Are the things Gen Yers demand from employers really so different fro the things Gen Xers want (and are too scared - or polite - to ask for)?

Millennials have a questioning mentality - in the revolutionary, anarchic, 60’s sense. Why is there no natural light in my cubicle? Why can’t I manage the team instead of him? Where is my electric company car? Why should I cut my hair, man?

All poor Gen X got was a swivelly chair and a muffin on their birthday.

Remember to Push Their "Like" Button

Managers need to recognize Gen Y’s undoubted abilities and manage them effectively.

We know that if Millennials aren’t positively challenged and appreciated they’ll get bored and frustrated and leave (instead of hanging on, bored and grumbling in frustration around the water cooler like Gen X). Gen Y needs instant feedback.

The metaphorical back-pat has to happen as soon as a task is completed, and preferably in public. You need to push their ’like’ button.

Work Life Blur

While Gen X was all about work-life balance, Gen Y doesn’t make much distinction between the two.
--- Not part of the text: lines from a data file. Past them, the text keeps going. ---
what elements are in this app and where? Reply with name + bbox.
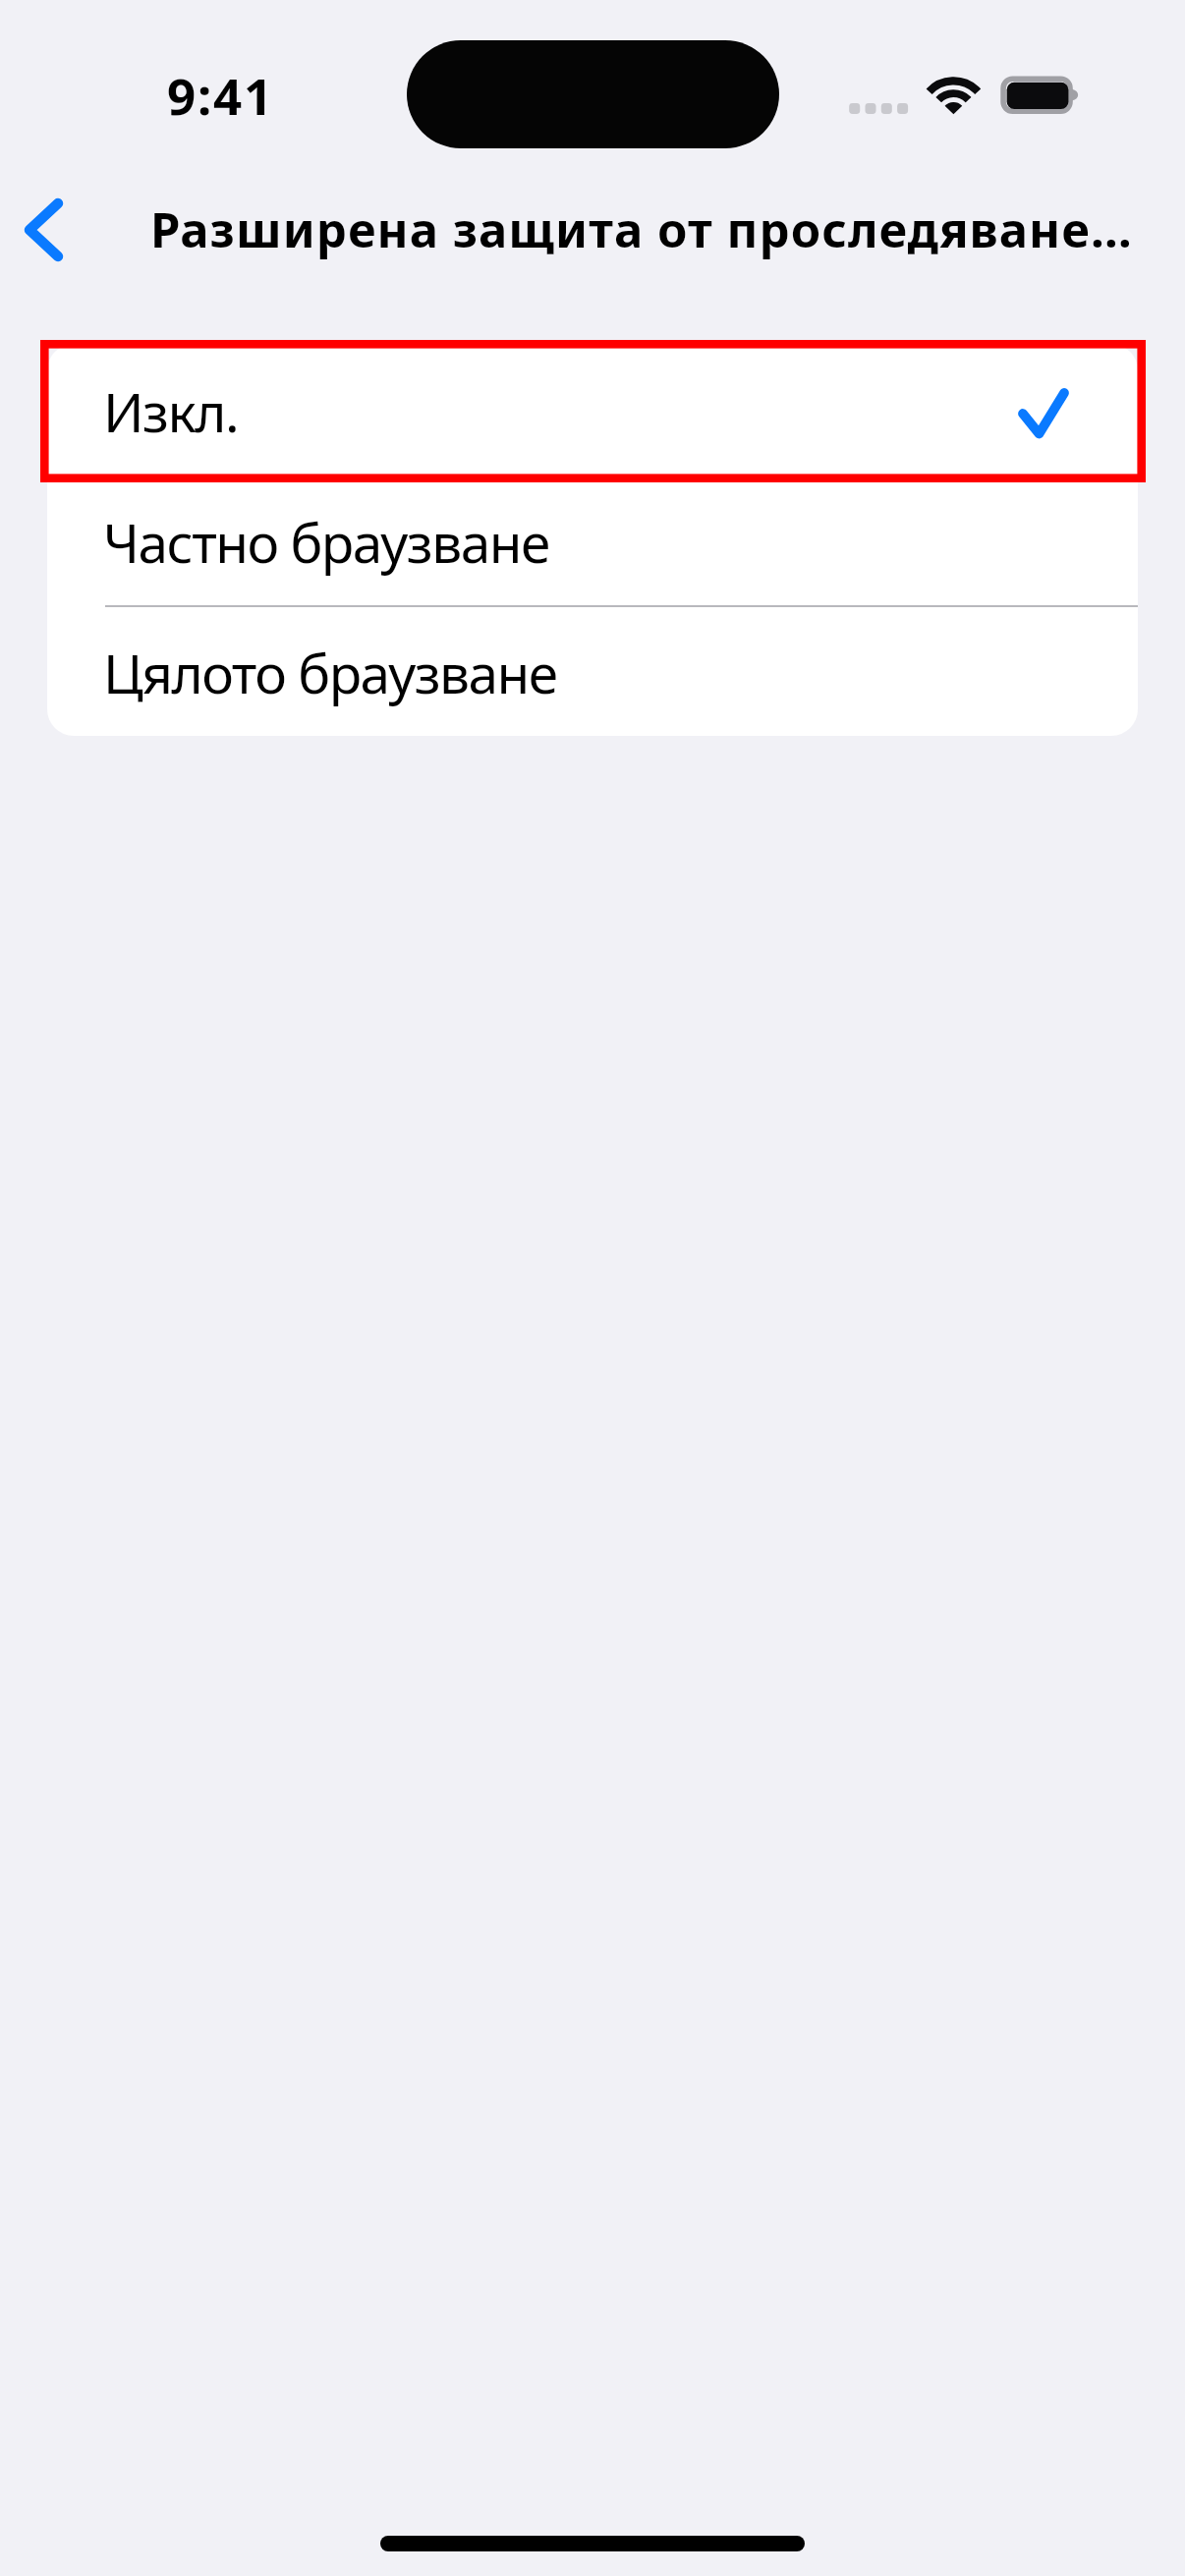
button[interactable]: Изкл.	[47, 344, 1138, 475]
staticText: Цялото браузване	[103, 636, 557, 709]
staticText: Разширена защита от проследяване…	[150, 196, 1133, 262]
staticText: Изкл.	[103, 374, 239, 448]
other: Selected	[1021, 382, 1076, 437]
staticText: 9:41	[167, 61, 275, 120]
button[interactable]: Back	[0, 171, 116, 281]
button[interactable]: Частно браузване	[47, 475, 1138, 605]
staticText: Частно браузване	[103, 505, 549, 579]
button[interactable]: Цялото браузване	[47, 605, 1138, 736]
Gen Y is connected. The Gen Yers are all Facebook buddies. They follow the world’s influencers, text and Skype and take photos of EVERYTHING. They blog, post and tweet what they’re thinking; often while they’re thinking it.

Their aspirations usually apply across both their professional and private lives; there’s no work-life split.

5 Millennial Performance Management Lessons

  1. Performance management should focus on collaboration, sharing goals organically and creating transparency.

  1. Make sure that your performance management approach allows anyone to question the status quo, and then grow from there.

  1. Performance management needs to provide feedback frequently (and even publically!) not save it up until the end of a period. And it should recognize that feedback creates stimulation - it encourages work!

  1. Performance management needs to focus on outcomes, not compliance.

  1. Performance management should include recognition of achievements beyond role requirements (& even beyond the organization.)

A Word of Caution for Managers

Gen Y stands up to poor leadership. If they are unhappy they will blog, post and tweet about it. Will your organization stand up to that scrutiny?